一种用于多个ChIP-seq数据集定量比较的新型统计方法。

A novel statistical method for quantitative comparison of multiple ChIP-seq datasets.

作者信息

Chen Li, Wang Chi, Qin Zhaohui S, Wu Hao

机构信息

Department of Mathematics and Computer Science, Atlanta, GA 30322, USA, Department of Biostatistics and Markey Cancer Center, University of Kentucky, Lexington, KY 40536, USA, Department of Biostatistics and Bioinformatics, Emory University, Atlanta, GA 30322, USA and Department of Biomedical Informatics, Emory University, Atlanta, GA 30322, USA Department of Mathematics and Computer Science, Atlanta, GA 30322, USA, Department of Biostatistics and Markey Cancer Center, University of Kentucky, Lexington, KY 40536, USA, Department of Biostatistics and Bioinformatics, Emory University, Atlanta, GA 30322, USA and Department of Biomedical Informatics, Emory University, Atlanta, GA 30322, USA.

出版信息

Bioinformatics. 2015 Jun 15;31(12):1889-96. doi: 10.1093/bioinformatics/btv094. Epub 2015 Feb 13.

DOI:10.1093/bioinformatics/btv094

PMID:25682068

原文链接:https://pmc.ncbi.nlm.nih.gov/articles/PMC4542775/

Abstract

MOTIVATION

ChIP-seq is a powerful technology to measure the protein binding or histone modification strength in the whole genome scale. Although there are a number of methods available for single ChIP-seq data analysis (e.g. 'peak detection'), rigorous statistical method for quantitative comparison of multiple ChIP-seq datasets with the considerations of data from control experiment, signal to noise ratios, biological variations and multiple-factor experimental designs is under-developed.

RESULTS

In this work, we develop a statistical method to perform quantitative comparison of multiple ChIP-seq datasets and detect genomic regions showing differential protein binding or histone modification. We first detect peaks from all datasets and then union them to form a single set of candidate regions. The read counts from IP experiment at the candidate regions are assumed to follow Poisson distribution. The underlying Poisson rates are modeled as an experiment-specific function of artifacts and biological signals. We then obtain the estimated biological signals and compare them through the hypothesis testing procedure in a linear model framework. Simulations and real data analyses demonstrate that the proposed method provides more accurate and robust results compared with existing ones.

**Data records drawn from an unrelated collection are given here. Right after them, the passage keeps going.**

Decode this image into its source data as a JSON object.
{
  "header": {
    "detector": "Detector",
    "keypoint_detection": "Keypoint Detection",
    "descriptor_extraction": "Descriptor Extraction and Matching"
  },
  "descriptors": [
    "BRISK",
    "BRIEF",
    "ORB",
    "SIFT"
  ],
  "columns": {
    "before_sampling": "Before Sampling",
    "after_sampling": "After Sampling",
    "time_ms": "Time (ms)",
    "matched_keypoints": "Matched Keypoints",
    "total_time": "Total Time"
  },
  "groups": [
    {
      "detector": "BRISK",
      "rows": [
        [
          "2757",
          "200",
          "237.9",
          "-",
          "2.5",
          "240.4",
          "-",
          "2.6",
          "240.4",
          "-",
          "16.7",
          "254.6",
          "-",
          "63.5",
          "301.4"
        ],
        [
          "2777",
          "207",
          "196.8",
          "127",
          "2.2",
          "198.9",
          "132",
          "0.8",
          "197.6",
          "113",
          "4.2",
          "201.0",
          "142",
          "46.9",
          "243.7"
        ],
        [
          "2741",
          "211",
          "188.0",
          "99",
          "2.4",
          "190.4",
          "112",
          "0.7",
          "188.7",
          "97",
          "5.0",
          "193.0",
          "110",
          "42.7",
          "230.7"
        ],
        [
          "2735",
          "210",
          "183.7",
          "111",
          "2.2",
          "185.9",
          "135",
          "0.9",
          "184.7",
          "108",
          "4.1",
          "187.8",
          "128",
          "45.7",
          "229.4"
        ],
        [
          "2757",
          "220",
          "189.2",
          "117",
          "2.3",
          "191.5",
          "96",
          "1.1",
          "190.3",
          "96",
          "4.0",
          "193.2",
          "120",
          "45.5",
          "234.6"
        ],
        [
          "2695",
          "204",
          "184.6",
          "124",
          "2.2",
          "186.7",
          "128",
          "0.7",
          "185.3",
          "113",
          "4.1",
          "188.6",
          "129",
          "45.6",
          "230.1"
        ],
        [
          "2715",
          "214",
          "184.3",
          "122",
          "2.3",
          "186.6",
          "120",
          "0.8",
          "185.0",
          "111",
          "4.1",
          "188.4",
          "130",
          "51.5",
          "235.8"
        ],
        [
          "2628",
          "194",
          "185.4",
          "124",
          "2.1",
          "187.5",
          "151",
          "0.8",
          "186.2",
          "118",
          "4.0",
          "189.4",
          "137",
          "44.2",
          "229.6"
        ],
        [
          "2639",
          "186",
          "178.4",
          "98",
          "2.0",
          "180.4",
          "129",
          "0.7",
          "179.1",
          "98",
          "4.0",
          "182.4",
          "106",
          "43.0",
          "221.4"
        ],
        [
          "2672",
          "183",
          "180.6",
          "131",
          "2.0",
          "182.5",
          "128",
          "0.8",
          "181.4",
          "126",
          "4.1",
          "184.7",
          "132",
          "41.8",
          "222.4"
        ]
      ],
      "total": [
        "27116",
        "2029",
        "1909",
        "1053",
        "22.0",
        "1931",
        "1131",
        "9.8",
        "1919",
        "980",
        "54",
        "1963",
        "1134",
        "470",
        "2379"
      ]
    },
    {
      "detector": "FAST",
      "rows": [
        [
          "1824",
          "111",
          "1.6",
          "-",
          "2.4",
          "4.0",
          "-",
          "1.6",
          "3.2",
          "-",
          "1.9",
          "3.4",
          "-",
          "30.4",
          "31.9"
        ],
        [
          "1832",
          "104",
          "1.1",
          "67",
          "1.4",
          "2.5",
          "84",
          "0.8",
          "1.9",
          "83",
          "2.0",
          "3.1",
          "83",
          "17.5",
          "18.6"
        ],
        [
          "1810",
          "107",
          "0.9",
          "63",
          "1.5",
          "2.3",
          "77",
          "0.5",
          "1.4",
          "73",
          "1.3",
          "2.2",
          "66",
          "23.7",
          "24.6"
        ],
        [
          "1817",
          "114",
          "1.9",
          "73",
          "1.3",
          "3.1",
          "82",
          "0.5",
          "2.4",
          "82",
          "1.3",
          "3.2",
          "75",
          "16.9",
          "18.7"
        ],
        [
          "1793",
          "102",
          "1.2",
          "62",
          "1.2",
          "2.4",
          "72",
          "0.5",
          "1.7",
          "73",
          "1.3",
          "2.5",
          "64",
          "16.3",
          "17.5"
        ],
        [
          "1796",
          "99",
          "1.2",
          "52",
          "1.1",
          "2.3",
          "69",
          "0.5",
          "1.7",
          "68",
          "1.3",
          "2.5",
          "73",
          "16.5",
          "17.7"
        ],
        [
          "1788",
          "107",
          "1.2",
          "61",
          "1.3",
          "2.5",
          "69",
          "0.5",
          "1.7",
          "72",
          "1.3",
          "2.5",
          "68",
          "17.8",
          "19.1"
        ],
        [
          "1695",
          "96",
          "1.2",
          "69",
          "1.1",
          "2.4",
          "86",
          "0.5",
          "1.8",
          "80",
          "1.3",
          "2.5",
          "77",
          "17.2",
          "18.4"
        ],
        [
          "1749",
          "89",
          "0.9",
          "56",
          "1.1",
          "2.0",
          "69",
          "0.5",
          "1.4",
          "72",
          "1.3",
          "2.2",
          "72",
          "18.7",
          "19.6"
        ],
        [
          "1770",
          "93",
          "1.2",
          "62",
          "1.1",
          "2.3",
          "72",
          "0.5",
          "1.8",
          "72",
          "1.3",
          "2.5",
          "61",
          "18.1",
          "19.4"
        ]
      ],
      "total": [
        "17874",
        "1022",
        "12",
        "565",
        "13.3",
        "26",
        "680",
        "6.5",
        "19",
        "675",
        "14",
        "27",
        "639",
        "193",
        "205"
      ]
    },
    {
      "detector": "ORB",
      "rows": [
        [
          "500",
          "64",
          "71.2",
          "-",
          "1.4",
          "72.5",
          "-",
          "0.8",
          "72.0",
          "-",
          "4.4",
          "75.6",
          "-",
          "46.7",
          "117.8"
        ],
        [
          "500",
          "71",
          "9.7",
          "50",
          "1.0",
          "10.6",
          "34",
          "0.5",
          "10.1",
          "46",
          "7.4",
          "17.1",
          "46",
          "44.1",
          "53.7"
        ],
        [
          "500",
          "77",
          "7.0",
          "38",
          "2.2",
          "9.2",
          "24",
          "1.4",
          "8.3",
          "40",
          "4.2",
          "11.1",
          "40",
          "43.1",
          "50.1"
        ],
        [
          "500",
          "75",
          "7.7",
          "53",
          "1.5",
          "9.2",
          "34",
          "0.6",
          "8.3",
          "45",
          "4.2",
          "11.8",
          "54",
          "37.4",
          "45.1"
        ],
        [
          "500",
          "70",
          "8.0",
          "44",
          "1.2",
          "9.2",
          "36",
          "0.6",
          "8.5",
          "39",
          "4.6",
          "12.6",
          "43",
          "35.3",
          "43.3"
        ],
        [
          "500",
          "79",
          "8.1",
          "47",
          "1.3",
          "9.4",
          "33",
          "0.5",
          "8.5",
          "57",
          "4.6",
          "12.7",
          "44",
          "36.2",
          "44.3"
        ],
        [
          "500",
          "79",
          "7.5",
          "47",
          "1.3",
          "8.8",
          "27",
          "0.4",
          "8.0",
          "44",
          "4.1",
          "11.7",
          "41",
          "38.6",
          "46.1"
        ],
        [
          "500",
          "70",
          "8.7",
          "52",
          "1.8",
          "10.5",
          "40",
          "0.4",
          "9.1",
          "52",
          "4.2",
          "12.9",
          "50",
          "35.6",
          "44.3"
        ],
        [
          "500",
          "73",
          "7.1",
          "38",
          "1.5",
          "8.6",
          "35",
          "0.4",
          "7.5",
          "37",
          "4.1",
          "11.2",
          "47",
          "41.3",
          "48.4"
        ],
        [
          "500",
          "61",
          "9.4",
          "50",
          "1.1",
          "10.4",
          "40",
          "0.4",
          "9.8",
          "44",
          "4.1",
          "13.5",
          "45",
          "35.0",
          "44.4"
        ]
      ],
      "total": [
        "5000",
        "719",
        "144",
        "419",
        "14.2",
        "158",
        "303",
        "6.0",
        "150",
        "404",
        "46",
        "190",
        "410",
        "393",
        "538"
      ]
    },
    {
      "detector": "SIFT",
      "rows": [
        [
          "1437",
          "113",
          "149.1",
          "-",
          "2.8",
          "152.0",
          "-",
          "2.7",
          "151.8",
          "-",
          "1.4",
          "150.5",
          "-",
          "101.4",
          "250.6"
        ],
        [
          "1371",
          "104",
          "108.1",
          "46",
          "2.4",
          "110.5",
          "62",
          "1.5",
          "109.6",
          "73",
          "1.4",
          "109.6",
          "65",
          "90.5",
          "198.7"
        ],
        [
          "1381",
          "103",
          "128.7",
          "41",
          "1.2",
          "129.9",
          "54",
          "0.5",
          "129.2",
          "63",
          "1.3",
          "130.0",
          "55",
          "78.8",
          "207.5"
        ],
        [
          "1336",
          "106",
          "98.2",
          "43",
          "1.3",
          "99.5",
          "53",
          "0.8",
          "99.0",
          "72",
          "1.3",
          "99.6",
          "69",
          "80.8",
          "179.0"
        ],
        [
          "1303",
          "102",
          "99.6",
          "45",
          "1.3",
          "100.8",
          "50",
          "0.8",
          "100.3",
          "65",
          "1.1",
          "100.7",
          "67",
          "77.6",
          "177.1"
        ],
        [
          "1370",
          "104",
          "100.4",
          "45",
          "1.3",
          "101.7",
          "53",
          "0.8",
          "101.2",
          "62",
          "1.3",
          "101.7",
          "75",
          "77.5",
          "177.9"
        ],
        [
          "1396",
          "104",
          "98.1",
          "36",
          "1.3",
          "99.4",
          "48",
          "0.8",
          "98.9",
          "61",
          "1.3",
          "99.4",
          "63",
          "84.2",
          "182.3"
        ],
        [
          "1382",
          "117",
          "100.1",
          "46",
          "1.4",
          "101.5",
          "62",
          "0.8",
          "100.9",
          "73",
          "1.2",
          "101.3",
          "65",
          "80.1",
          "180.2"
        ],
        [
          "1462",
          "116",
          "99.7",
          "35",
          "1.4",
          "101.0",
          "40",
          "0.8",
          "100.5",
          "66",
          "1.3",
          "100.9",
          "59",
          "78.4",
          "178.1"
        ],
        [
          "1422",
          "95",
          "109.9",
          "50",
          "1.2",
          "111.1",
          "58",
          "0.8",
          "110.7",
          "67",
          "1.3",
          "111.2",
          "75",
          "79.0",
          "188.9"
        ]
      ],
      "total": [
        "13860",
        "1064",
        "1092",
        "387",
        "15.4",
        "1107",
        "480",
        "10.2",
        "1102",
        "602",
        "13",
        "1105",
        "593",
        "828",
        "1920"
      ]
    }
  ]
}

AVAILABILITY AND IMPLEMENTATION

An R software package ChIPComp is freely available at http://web1.sph.emory.edu/users/hwu30/software/ChIPComp.html.

摘要

动机

染色质免疫沉淀测序（ChIP-seq）是一项在全基因组范围内测量蛋白质结合或组蛋白修饰强度的强大技术。尽管有许多方法可用于单个ChIP-seq数据分析（例如“峰检测”），但考虑到来自对照实验的数据、信噪比、生物学变异和多因素实验设计，用于多个ChIP-seq数据集定量比较的严格统计方法仍未充分发展。

结果

在这项工作中，我们开发了一种统计方法来对多个ChIP-seq数据集进行定量比较，并检测显示差异蛋白质结合或组蛋白修饰的基因组区域。我们首先从所有数据集中检测峰，然后将它们合并以形成一组候选区域。假设候选区域处IP实验的读取计数遵循泊松分布。潜在的泊松率被建模为假象和生物学信号的特定实验函数。然后，我们获得估计的生物学信号，并通过线性模型框架中的假设检验程序对它们进行比较。模拟和实际数据分析表明，与现有方法相比，所提出的方法提供了更准确和稳健的结果。